Learn how to evaluate a diamond based on four key characteristics. As you explore engagement rings, you’ve probably heard the phrase “the four Cs.” This phrase refers to the four qualities used to describe a diamond—cut, color, clarity and carat.
The 4Cs also determine the diamond’s worth. Each quality is graded on a scale and should be considered in relation to one another when evaluating a diamond. Why? Because you can often “slide” up or down the scale on one quality to balance out another and still come away with an absolutely gorgeous diamond that doesn’t break the bank. In other words, a diamond doesn’t have to be at the very top of all 4Cs to be the right choice for your engagement ring. We’ll explain below.

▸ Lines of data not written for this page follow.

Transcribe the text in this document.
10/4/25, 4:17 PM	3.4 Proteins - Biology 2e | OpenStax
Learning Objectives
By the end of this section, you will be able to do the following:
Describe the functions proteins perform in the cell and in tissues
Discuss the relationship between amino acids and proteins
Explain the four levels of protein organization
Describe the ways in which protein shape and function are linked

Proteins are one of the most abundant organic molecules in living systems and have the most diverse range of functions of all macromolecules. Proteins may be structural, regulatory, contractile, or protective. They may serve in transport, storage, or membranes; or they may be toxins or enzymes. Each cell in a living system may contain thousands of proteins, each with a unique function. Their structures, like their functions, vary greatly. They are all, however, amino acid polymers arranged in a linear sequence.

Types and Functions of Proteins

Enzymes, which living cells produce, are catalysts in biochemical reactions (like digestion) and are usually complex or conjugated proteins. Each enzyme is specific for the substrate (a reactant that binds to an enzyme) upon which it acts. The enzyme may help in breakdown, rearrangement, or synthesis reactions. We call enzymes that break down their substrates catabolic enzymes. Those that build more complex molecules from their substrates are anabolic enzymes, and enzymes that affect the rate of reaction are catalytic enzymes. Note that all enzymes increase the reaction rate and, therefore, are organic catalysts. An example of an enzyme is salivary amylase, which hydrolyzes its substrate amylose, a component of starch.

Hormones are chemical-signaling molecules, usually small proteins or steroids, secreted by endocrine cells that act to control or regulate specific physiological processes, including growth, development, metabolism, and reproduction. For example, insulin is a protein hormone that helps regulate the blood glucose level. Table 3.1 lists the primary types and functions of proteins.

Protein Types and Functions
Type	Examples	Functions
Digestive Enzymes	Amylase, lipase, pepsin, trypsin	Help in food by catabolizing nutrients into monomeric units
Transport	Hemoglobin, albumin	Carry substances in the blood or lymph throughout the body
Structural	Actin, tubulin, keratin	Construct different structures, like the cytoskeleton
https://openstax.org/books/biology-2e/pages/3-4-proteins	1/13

People often assume a diamond’s cut is synonymous with its shape, but that’s actually incorrect. The cut of a diamond refers to how well the stone was faceted, proportioned and polished, and it’s the only quality not influenced by nature. Only precise craftsmanship and artistry can affect a diamond’s cut. It’s the most important of the 4Cs because it determines how a diamond interacts with light—meaning how much it ultimately sparkles. For this reason, the cut has the greatest influence on the appearance of a diamond.

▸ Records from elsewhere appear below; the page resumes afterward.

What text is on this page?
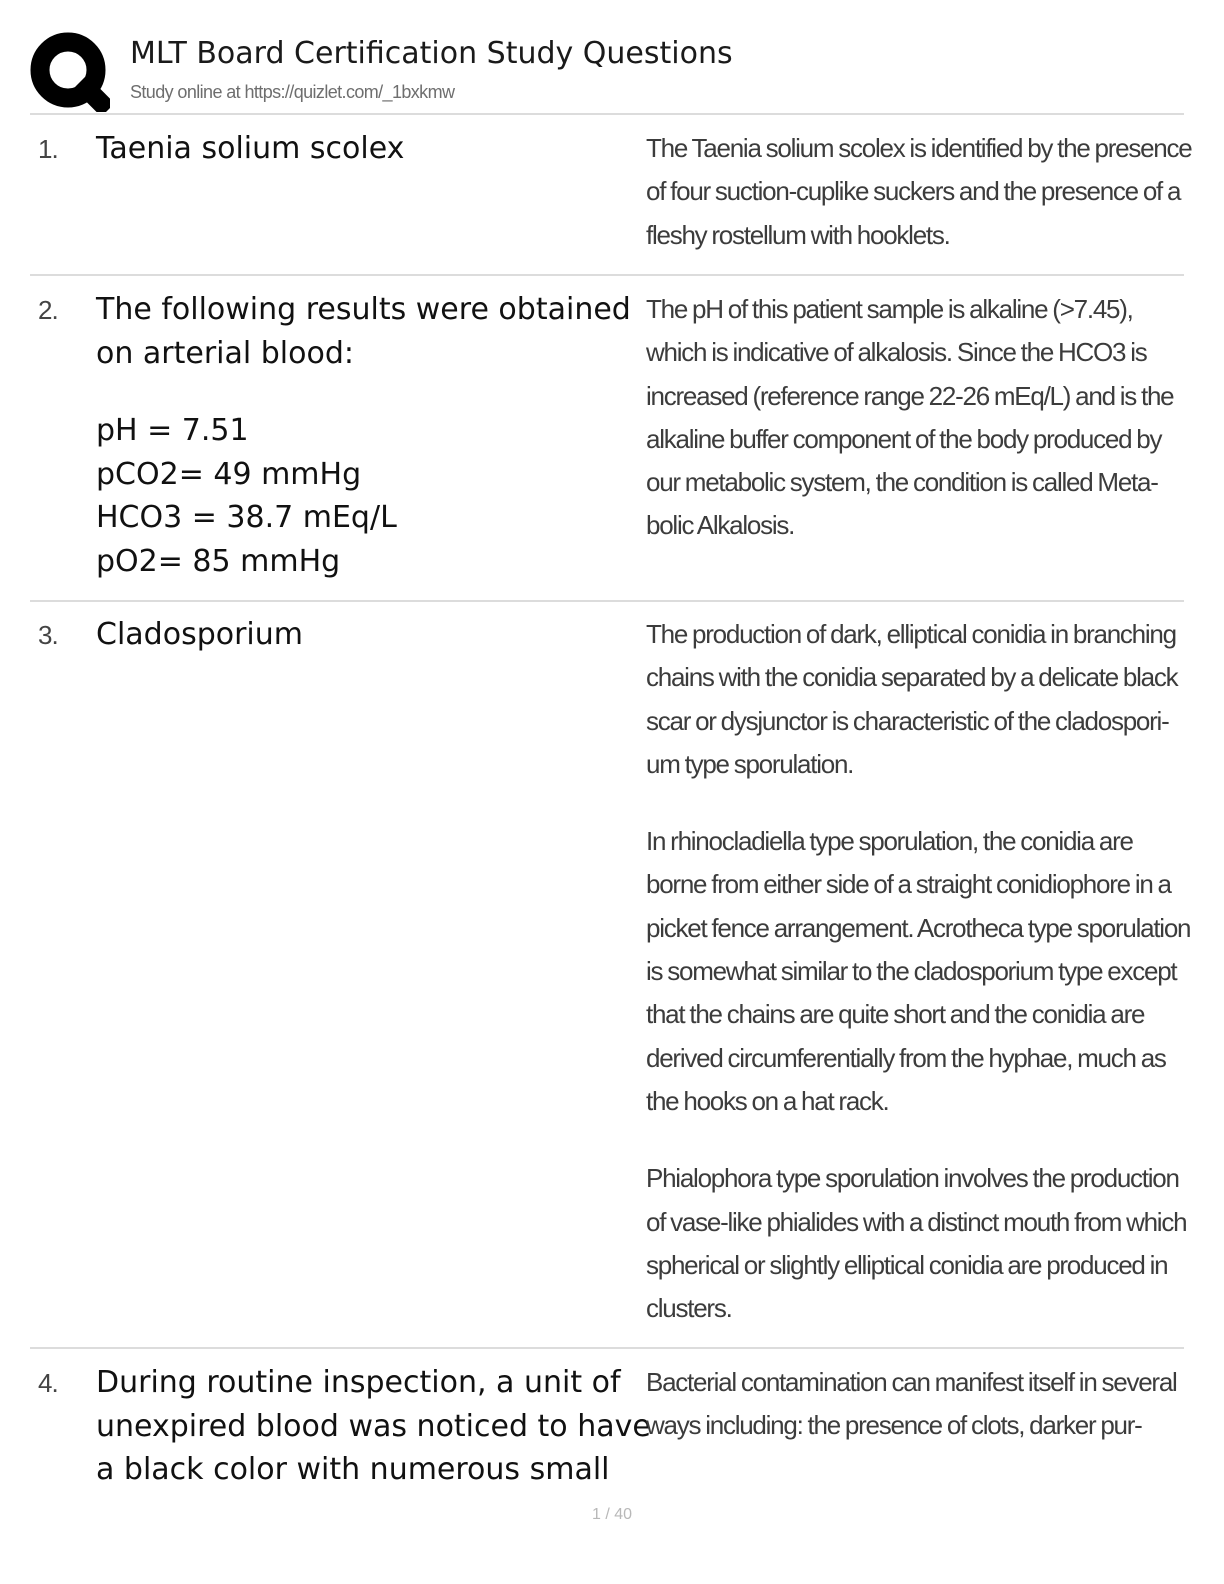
MLT Board Certification Study Questions
Study online at https://quizlet.com/_1bxkmw
1. Taenia solium scolex	The Taenia solium scolex is identified by the presence
of four suction-cuplike suckers and the presence of a
fleshy rostellum with hooklets.
2. The following results were obtained
on arterial blood:
pH = 7.51
pCO2= 49 mmHg
HCO3 = 38.7 mEq/L
pO2= 85 mmHg
The pH of this patient sample is alkaline (>7.45),
which is indicative of alkalosis. Since the HCO3 is
increased (reference range 22-26 mEq/L) and is the
alkaline buffer component of the body produced by
our metabolic system, the condition is called Meta-
bolic Alkalosis.
3. Cladosporium	The production of dark, elliptical conidia in branching
chains with the conidia separated by a delicate black
scar or dysjunctor is characteristic of the cladospori-
um type sporulation.
In rhinocladiella type sporulation, the conidia are
borne from either side of a straight conidiophore in a
picket fence arrangement. Acrotheca type sporulation
is somewhat similar to the cladosporium type except
that the chains are quite short and the conidia are
derived circumferentially from the hyphae, much as
the hooks on a hat rack.
Phialophora type sporulation involves the production
of vase-like phialides with a distinct mouth from which
spherical or slightly elliptical conidia are produced in
clusters.
4. During routine inspection, a unit of
unexpired blood was noticed to have
a black color with numerous small
Bacterial contamination can manifest itself in several
ways including: the presence of clots, darker pur-
1 / 40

When determining the grade of a diamond’s cut, experts evaluate three light-reflecting qualities. The first three are:
Internal and external white light reflected from a diamond.

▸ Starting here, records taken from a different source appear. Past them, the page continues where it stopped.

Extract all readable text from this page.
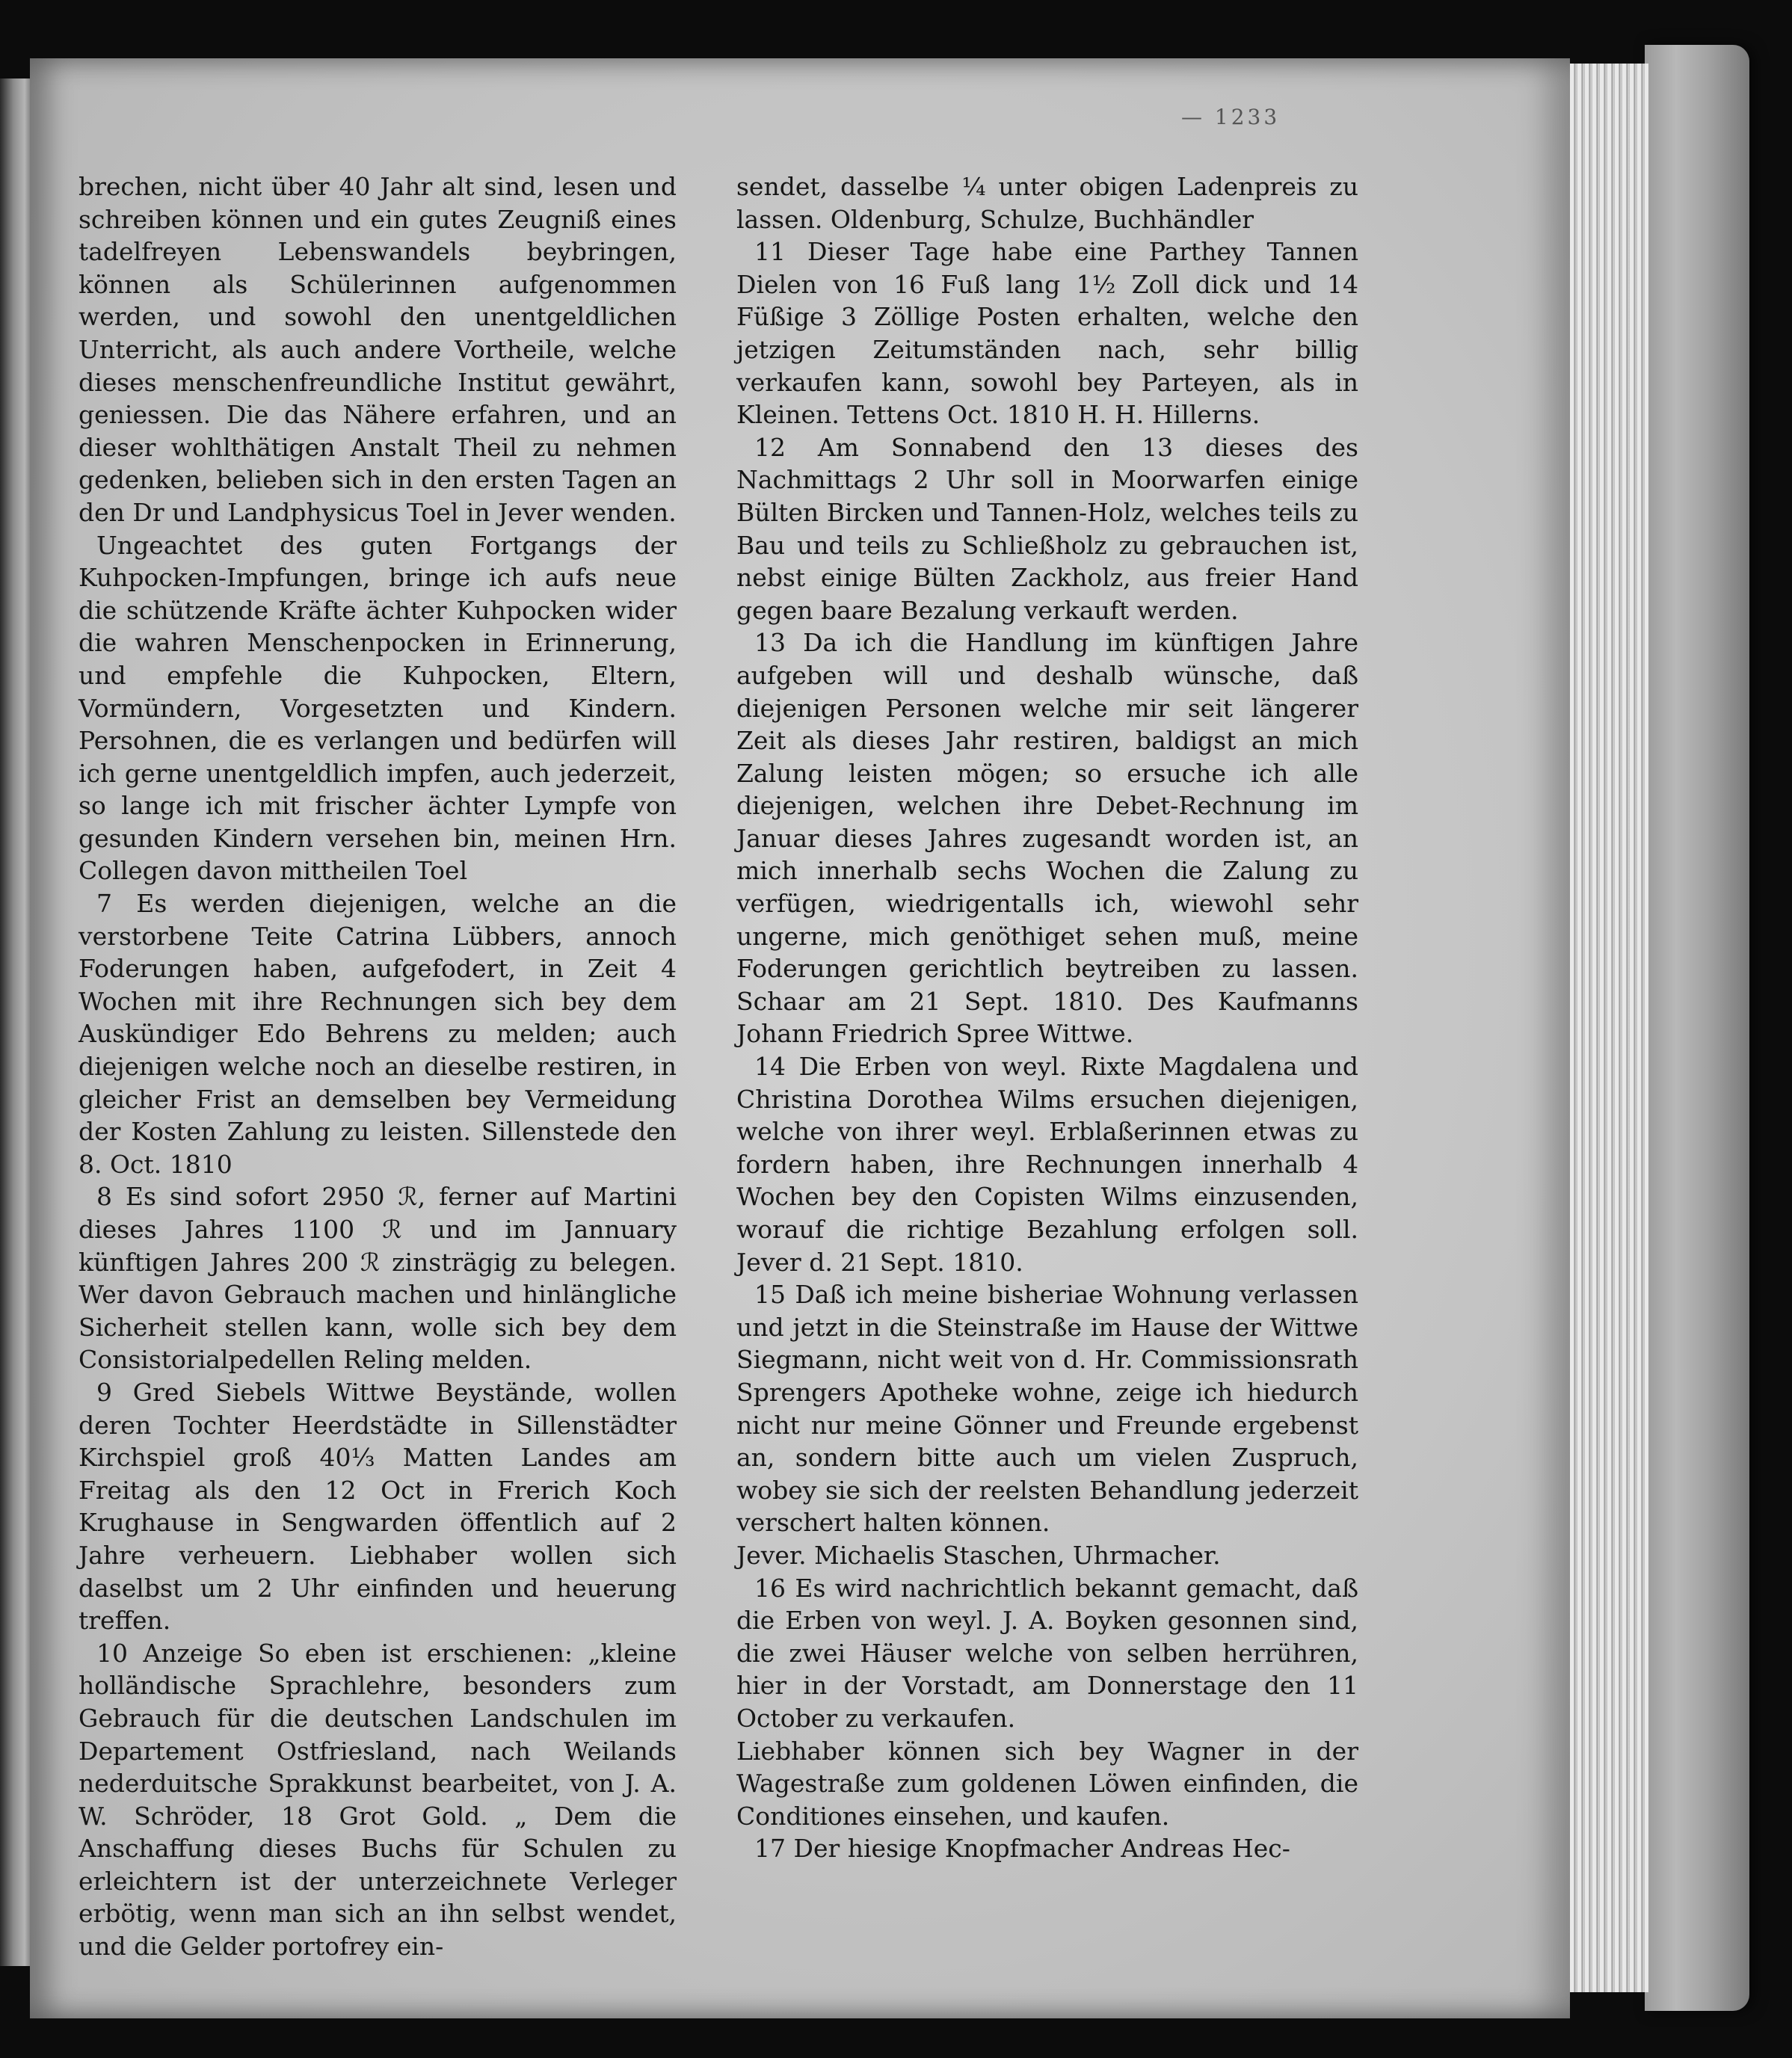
— 1233

brechen, nicht über 40 Jahr alt sind, lesen und schreiben können und ein gutes Zeugniß eines tadelfreyen Lebenswandels beybringen, können als Schülerinnen aufgenommen werden, und sowohl den unentgeldlichen Unterricht, als auch andere Vortheile, welche dieses menschenfreundliche Institut gewährt, geniessen. Die das Nähere erfahren, und an dieser wohlthätigen Anstalt Theil zu nehmen gedenken, belieben sich in den ersten Tagen an den Dr und Landphysicus Toel in Jever wenden.

Ungeachtet des guten Fortgangs der Kuhpocken-Impfungen, bringe ich aufs neue die schützende Kräfte ächter Kuhpocken wider die wahren Menschenpocken in Erinnerung, und empfehle die Kuhpocken, Eltern, Vormündern, Vorgesetzten und Kindern. Persohnen, die es verlangen und bedürfen will ich gerne unentgeldlich impfen, auch jederzeit, so lange ich mit frischer ächter Lympfe von gesunden Kindern versehen bin, meinen Hrn. Collegen davon mittheilen Toel

7 Es werden diejenigen, welche an die verstorbene Teite Catrina Lübbers, annoch Foderungen haben, aufgefodert, in Zeit 4 Wochen mit ihre Rechnungen sich bey dem Auskündiger Edo Behrens zu melden; auch diejenigen welche noch an dieselbe restiren, in gleicher Frist an demselben bey Vermeidung der Kosten Zahlung zu leisten. Sillenstede den 8. Oct. 1810

8 Es sind sofort 2950 ℛ, ferner auf Martini dieses Jahres 1100 ℛ und im Jannuary künftigen Jahres 200 ℛ zinsträgig zu belegen. Wer davon Gebrauch machen und hinlängliche Sicherheit stellen kann, wolle sich bey dem Consistorialpedellen Reling melden.

9 Gred Siebels Wittwe Beystände, wollen deren Tochter Heerdstädte in Sillenstädter Kirchspiel groß 40⅓ Matten Landes am Freitag als den 12 Oct in Frerich Koch Krughause in Sengwarden öffentlich auf 2 Jahre verheuern. Liebhaber wollen sich daselbst um 2 Uhr einfinden und heuerung treffen.

10 Anzeige So eben ist erschienen: „kleine holländische Sprachlehre, besonders zum Gebrauch für die deutschen Landschulen im Departement Ostfriesland, nach Weilands nederduitsche Sprakkunst bearbeitet, von J. A. W. Schröder, 18 Grot Gold. „ Dem die Anschaffung dieses Buchs für Schulen zu erleichtern ist der unterzeichnete Verleger erbötig, wenn man sich an ihn selbst wendet, und die Gelder portofrey ein-

sendet, dasselbe ¼ unter obigen Ladenpreis zu lassen. Oldenburg, Schulze, Buchhändler

11 Dieser Tage habe eine Parthey Tannen Dielen von 16 Fuß lang 1½ Zoll dick und 14 Füßige 3 Zöllige Posten erhalten, welche den jetzigen Zeitumständen nach, sehr billig verkaufen kann, sowohl bey Parteyen, als in Kleinen. Tettens Oct. 1810 H. H. Hillerns.

12 Am Sonnabend den 13 dieses des Nachmittags 2 Uhr soll in Moorwarfen einige Bülten Bircken und Tannen-Holz, welches teils zu Bau und teils zu Schließholz zu gebrauchen ist, nebst einige Bülten Zackholz, aus freier Hand gegen baare Bezalung verkauft werden.

13 Da ich die Handlung im künftigen Jahre aufgeben will und deshalb wünsche, daß diejenigen Personen welche mir seit längerer Zeit als dieses Jahr restiren, baldigst an mich Zalung leisten mögen; so ersuche ich alle diejenigen, welchen ihre Debet-Rechnung im Januar dieses Jahres zugesandt worden ist, an mich innerhalb sechs Wochen die Zalung zu verfügen, wiedrigentalls ich, wiewohl sehr ungerne, mich genöthiget sehen muß, meine Foderungen gerichtlich beytreiben zu lassen. Schaar am 21 Sept. 1810. Des Kaufmanns Johann Friedrich Spree Wittwe.

14 Die Erben von weyl. Rixte Magdalena und Christina Dorothea Wilms ersuchen diejenigen, welche von ihrer weyl. Erblaßerinnen etwas zu fordern haben, ihre Rechnungen innerhalb 4 Wochen bey den Copisten Wilms einzusenden, worauf die richtige Bezahlung erfolgen soll. Jever d. 21 Sept. 1810.

15 Daß ich meine bisheriae Wohnung verlassen und jetzt in die Steinstraße im Hause der Wittwe Siegmann, nicht weit von d. Hr. Commissionsrath Sprengers Apotheke wohne, zeige ich hiedurch nicht nur meine Gönner und Freunde ergebenst an, sondern bitte auch um vielen Zuspruch, wobey sie sich der reelsten Behandlung jederzeit verschert halten können.

Jever. Michaelis Staschen, Uhrmacher.

16 Es wird nachrichtlich bekannt gemacht, daß die Erben von weyl. J. A. Boyken gesonnen sind, die zwei Häuser welche von selben herrühren, hier in der Vorstadt, am Donnerstage den 11 October zu verkaufen.

Liebhaber können sich bey Wagner in der Wagestraße zum goldenen Löwen einfinden, die Conditiones einsehen, und kaufen.

17 Der hiesige Knopfmacher Andreas Hec-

The scattering of white light into a rainbow’s spectrum of colors.
The flashes of light, or sparkle, a diamond produces.
In total, a diamond’s brightness, fire and scintillation are often referred to as a diamond’s “brilliance,” the diamond’s overall ability to return light to your eye.
Diamond cuts are graded as Excellent, Very Good, Good, Fair, and Poor. We suggest purchasing a diamond that’s graded either Excellent or Very Good for your engagement ring. A well-cut diamond will be stunning and bright almost regardless of color or clarity, whereas a colorless, perfectly clear diamond will appear dull and lifeless if it’s cut poorly.
The second most important quality to look at when considering a diamond is its color rating. The highest quality diamonds actually have an absence of color, whereas lower quality diamonds have a pale yellow hue to them.
Diamonds are graded on a scale D-Z, and each letter grade represents a range of color
Colorless or near colorless diamonds are recommended for engagement rings, as the less color a diamond has, the brighter the light passing through it will appear.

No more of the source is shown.